Sem licitação, empresas não dizem quanto cobram para administrar os recursos do crédito consignado
Devo, não nego, pago quando puder”, diz o dito popular. Não com o crédito consignado. Promovido em 2004 como forma de aquecer a economia, ele é uma maneira relativamente segura de endividamento. O interessado toma empréstimo no banco e paga em parcelas descontadas automaticamente do salário. Como o risco de inadimplência é menor, os juros caem. Credores, devedores, todos ganham. Especialmente um seleto grupo de pessoas que viram no serviço uma mina de ouro. Em diversos locais do país, políticos, parentes e agregados têm conseguido contratos com governos estaduais e prefeituras para fornecer programas de computador que gerenciam os empréstimos dados a funcionários públicos. Além dos esquemas de favorecimento, as operações desse tipo colocam em risco o sigilo das informações financeiras e cadastrais dos tomadores de dinheiro.
O software usado nas operações de empréstimo consignado é um elemento pouco conhecido dessa modalidade de crédito. Ele funciona como intermediário entre os órgãos públicos em que os servidores trabalham e os bancos. A intermediação é necessária. Serve para informar ao banco quanto do salário do servidor ainda está disponível para empréstimo. Operadores ligados aos bancos, porém, listam pelo menos quatro problemas associados a essas operações.
Primeiro, não há regras para a contratação das empresas de software. Muitas prestam serviços para prefeituras e governos sem licitação. Segundo, também não há normas para a remuneração dessas empresas. Algumas ficam com um percentual das parcelas descontadas do salário dos servidores – normalmente entre 2% e 5%. Outras cobram um valor fixo. Terceiro, não há transparência nas operações. Quem arca com as parcelas nem sequer é informado sobre a existência dessas taxas, pagas compulsoriamente. O quarto problema é o risco de mau uso das informações sigilosas dos tomadores de empréstimos. Não há qualquer norma que regulamente a atuação das empresas de software, que passaram a ter acesso a dados pessoais ligados à remuneração dos funcionários.

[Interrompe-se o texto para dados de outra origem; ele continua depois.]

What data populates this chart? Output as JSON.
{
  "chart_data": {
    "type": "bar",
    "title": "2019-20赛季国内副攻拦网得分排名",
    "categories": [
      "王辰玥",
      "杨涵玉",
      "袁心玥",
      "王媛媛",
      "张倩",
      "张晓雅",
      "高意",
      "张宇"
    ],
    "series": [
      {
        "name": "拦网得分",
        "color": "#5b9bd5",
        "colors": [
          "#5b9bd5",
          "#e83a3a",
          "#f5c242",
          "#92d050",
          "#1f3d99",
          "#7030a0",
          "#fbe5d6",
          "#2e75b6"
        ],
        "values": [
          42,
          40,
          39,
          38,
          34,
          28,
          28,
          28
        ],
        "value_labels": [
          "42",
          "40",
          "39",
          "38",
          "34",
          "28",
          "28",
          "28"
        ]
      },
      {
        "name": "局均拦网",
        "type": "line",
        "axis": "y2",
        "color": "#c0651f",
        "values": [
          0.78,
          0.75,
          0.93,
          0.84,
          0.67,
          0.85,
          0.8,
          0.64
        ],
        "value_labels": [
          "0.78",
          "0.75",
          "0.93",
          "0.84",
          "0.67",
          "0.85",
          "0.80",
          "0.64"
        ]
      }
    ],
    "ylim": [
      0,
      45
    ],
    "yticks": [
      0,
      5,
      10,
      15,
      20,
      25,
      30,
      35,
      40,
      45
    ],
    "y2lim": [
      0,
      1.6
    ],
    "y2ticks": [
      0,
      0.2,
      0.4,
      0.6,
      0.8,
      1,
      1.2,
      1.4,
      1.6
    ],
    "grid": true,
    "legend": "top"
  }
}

O crédito consignado movimentou R$ 160 bilhões em 2011. Grande parte desse valor foi intermediado pelos softwares em empréstimos feitos por servidores públicos – que garantem a quitação por causa da estabilidade no emprego – e aposentados. Para fugir da necessidade de licitação, as empresas de software se beneficiam de uma peculiaridade do negócio. Como sua remuneração não é feita pelos órgãos públicos, mas pelos bancos (com o dinheiro do servidor), alguns governos e prefeituras argumentam não haver necessidade de um processo de concorrência para selecionar a prestadora do serviço. Da forma como o sistema foi montado, criou-se o pior dos mundos para o tomador do empréstimo: quem influencia a escolha das empresas de software são os governos e as prefeituras, enquanto o valor cobrado pelo serviço é negociado exclusivamente entre elas e os bancos. Os clientes só participam com a taxa.
Num mundo sem regras, as suspeitas de favorecimento começaram a pipocar. Na Paraíba, o sistema de crédito consignado é administrado pela MCF Administradora de Crédito e Cobrança, contratada sem licitação. Ela pertence ao grupo empresarial MCF, do qual faz parte o deputado federal Mario Feitoza (PSB-CE). A empresa nega qualquer influência do deputado para fechar o negócio, que se repete “em muitos outros Estados e municípios”. Afirma ainda que Feitoza não tem mais vínculo direto com a empresa. O deputado é membro do Conselho de Administração do grupo MCF, controlador da empresa de crédito. Em fevereiro, o Tribunal de Contas do Estado suspendeu temporariamente o contrato por entender que o processo de licitação era necessário.